Audi e-tron GT electric motor and battery

Around 60% of the e-tron GT's parts under the metal are shared with the Porsche Taycan, with both cars using the same Volkswagen Group 'J1' platform. This includes the dual electric-motor setup, producing 582bhp, which is more than the standard Audi R8 V10 petrol supercar makes. As can be expected for an electric car, the GT will have significantly more torque than its two-door, conventionally powered stablemate.

It'll do 0-62mph in 3.5 seconds and hit a top speed of 149mph, while the 96kWh battery will charge from flat to 80% in only 15-20 minutes from a high-speed 350kW charging station. And with the regenerative braking system turned up to a high level, single-pedal driving should be possible.

Accomplished handling is promised due to a low centre of gravity, thanks both to lightweight carbon-fibre doors and roof, as well as the weight of the battery pack located low down in the chassis.

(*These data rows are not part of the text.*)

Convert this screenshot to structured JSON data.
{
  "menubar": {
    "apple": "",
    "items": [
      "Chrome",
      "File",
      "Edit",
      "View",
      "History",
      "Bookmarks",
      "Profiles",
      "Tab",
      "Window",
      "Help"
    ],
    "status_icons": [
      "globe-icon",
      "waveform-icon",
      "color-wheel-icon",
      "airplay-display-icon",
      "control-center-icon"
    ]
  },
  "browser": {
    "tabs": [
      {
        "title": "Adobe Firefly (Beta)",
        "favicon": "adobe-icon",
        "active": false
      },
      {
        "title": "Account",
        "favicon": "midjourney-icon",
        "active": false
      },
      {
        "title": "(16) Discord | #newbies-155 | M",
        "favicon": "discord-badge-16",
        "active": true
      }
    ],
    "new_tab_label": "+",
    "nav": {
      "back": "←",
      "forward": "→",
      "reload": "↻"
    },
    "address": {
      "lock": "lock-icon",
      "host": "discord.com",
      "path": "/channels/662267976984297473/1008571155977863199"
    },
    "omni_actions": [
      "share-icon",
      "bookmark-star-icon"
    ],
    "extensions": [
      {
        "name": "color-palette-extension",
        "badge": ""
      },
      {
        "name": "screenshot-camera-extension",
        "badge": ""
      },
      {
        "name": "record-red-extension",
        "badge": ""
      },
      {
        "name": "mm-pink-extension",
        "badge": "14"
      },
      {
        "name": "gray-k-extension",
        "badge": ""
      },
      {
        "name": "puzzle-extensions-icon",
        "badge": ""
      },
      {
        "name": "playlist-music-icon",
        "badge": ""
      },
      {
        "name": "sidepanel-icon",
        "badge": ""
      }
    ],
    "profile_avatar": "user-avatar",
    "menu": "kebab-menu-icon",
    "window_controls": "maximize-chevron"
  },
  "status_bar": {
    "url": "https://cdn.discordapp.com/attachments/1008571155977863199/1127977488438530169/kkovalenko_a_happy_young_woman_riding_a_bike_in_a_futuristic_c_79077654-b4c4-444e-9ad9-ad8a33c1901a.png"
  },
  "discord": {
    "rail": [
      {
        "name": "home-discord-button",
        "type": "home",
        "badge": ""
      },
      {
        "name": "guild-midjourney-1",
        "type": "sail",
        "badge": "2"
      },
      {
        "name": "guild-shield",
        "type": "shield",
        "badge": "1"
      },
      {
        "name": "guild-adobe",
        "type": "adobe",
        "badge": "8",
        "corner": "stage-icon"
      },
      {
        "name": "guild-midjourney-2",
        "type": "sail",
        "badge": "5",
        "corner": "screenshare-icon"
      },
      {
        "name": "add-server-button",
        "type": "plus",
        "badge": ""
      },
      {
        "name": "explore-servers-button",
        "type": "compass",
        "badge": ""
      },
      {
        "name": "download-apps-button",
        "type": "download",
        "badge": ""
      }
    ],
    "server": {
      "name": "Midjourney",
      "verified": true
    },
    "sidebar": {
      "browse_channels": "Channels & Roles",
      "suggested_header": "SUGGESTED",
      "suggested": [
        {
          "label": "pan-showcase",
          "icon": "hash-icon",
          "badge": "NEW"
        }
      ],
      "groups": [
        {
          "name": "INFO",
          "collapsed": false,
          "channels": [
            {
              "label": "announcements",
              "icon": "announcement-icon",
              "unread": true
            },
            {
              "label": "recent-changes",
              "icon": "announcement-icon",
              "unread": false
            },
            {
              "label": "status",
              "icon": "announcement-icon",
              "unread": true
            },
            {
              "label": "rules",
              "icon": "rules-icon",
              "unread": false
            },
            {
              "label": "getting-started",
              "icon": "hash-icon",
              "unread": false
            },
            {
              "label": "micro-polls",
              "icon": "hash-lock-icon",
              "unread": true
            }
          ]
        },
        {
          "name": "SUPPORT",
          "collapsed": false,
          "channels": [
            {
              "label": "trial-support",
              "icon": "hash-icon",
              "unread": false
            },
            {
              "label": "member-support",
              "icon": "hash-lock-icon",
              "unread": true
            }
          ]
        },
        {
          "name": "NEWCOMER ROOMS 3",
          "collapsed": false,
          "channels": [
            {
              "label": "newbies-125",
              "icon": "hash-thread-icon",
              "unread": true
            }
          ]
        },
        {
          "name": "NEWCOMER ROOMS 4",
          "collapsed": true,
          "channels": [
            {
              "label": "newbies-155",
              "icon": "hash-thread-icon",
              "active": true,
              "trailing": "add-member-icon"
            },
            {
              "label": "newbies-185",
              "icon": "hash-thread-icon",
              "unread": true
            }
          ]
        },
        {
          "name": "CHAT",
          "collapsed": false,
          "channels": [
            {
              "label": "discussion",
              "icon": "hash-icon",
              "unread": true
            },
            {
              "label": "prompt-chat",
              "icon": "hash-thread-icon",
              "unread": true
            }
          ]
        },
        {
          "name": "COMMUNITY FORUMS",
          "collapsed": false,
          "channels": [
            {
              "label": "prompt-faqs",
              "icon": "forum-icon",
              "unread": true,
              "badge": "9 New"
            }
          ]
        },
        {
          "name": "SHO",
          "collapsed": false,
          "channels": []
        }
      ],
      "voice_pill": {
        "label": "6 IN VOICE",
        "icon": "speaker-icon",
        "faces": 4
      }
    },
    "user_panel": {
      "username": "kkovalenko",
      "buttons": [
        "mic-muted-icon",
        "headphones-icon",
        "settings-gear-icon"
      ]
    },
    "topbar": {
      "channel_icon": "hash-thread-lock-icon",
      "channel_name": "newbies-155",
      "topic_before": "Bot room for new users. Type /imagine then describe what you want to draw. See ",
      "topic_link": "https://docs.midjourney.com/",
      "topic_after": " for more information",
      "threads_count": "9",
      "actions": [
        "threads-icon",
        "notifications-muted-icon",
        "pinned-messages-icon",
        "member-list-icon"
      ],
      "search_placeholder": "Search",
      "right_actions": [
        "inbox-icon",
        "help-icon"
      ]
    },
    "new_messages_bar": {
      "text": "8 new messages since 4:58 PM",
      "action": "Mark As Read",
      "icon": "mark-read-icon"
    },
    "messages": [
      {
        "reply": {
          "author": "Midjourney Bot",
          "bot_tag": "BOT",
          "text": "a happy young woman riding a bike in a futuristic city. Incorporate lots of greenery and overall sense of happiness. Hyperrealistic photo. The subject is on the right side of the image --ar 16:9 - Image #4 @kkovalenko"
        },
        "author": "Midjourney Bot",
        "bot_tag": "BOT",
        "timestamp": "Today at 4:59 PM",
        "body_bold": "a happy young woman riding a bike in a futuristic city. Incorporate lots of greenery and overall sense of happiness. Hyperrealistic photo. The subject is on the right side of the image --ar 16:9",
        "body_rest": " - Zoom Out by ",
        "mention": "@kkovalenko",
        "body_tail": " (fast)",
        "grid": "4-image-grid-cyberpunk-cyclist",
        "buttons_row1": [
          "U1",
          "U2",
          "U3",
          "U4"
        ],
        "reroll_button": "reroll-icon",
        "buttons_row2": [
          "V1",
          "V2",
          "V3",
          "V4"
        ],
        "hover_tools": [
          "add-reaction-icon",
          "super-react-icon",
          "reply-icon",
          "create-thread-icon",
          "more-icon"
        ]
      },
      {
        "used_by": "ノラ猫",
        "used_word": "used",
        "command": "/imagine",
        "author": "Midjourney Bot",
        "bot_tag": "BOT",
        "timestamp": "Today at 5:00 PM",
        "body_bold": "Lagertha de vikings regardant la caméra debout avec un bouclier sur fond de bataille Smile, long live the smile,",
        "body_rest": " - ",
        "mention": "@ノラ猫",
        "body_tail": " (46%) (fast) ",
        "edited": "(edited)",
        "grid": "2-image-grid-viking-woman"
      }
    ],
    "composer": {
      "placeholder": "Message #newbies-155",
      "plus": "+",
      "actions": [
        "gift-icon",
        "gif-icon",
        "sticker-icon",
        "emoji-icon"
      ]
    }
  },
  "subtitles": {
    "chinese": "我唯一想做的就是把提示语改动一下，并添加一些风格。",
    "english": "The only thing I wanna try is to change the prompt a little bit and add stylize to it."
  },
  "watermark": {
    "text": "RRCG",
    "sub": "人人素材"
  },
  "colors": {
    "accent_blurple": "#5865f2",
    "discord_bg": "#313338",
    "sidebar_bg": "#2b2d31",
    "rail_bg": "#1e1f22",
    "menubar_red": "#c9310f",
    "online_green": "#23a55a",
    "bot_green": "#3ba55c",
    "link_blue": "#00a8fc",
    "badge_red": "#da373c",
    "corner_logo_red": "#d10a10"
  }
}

There are expected to be only minor variations between the GT Concept and what eventually goes on sale to the public in. The production model will seat five people.

The Los Angeles show car featured motorsport-style centre-locking wheels, but the roadgoing version will revert to the traditional five bolts. The wheels' design and 22-inch diameter won't change, though.

It's also likely that we won't see the concept’s glowing front and rear e-tron logos and touch-sensitive door openers on the finished product. Elsewhere, the absence of an engine up front and exhaust pipes at the rear has allowed for a very low bonnet and an advanced aerodynamic diffuser.


Inside the Audi e-tron GT, the main centre section of the dashboard extends out into the doors to emphasise the interior's width, while the driver's position is inspired by that of the R8 supercar, giving it a cockpit-like feel.

Audi promises four adults will be able to travel in comfort in the GT, with special 'foot garages' built into the floor to give more footroom. For luggage, there's a 450-litre boot at the back and an additional 100 litres of storage under the bonnet.

Audi e-tron GT

Ride review

After driving the e-tron concept at the 2018 Los Angeles Auto Show, DrivingElectric's sister title Auto Express was able to ride in a prototype version of the production car in September 2020. The car wore disguise and was not even allowed to be photographed fully, but it was clear that the final design won't stray far from the original concept.

The e-tron sits extremely low compared to most other electric cars, and is reminiscent of an Audi A7 more than anything else on first sight, although it shares underpinnings with the Porsche Taycan. One of the first things you notice about the car is its distinctive metallic hum – even when stationary. It intensifies as he car accelerates, becoming louder the faster you go.

Rather than being produced on a computer, the noise is actually the recording of a fan blowing air down a long metal pole. Audi used editing software to capture sections of that noise and match it to various driving scenarios, with the aim of creating a more organic and natural sound than other electric cars.

About all that could be gleaned from the passenger ride is that the e-tron will be massively fact, with a sub-three-second 0-62mph to rival the fastest Teslas seeming believable.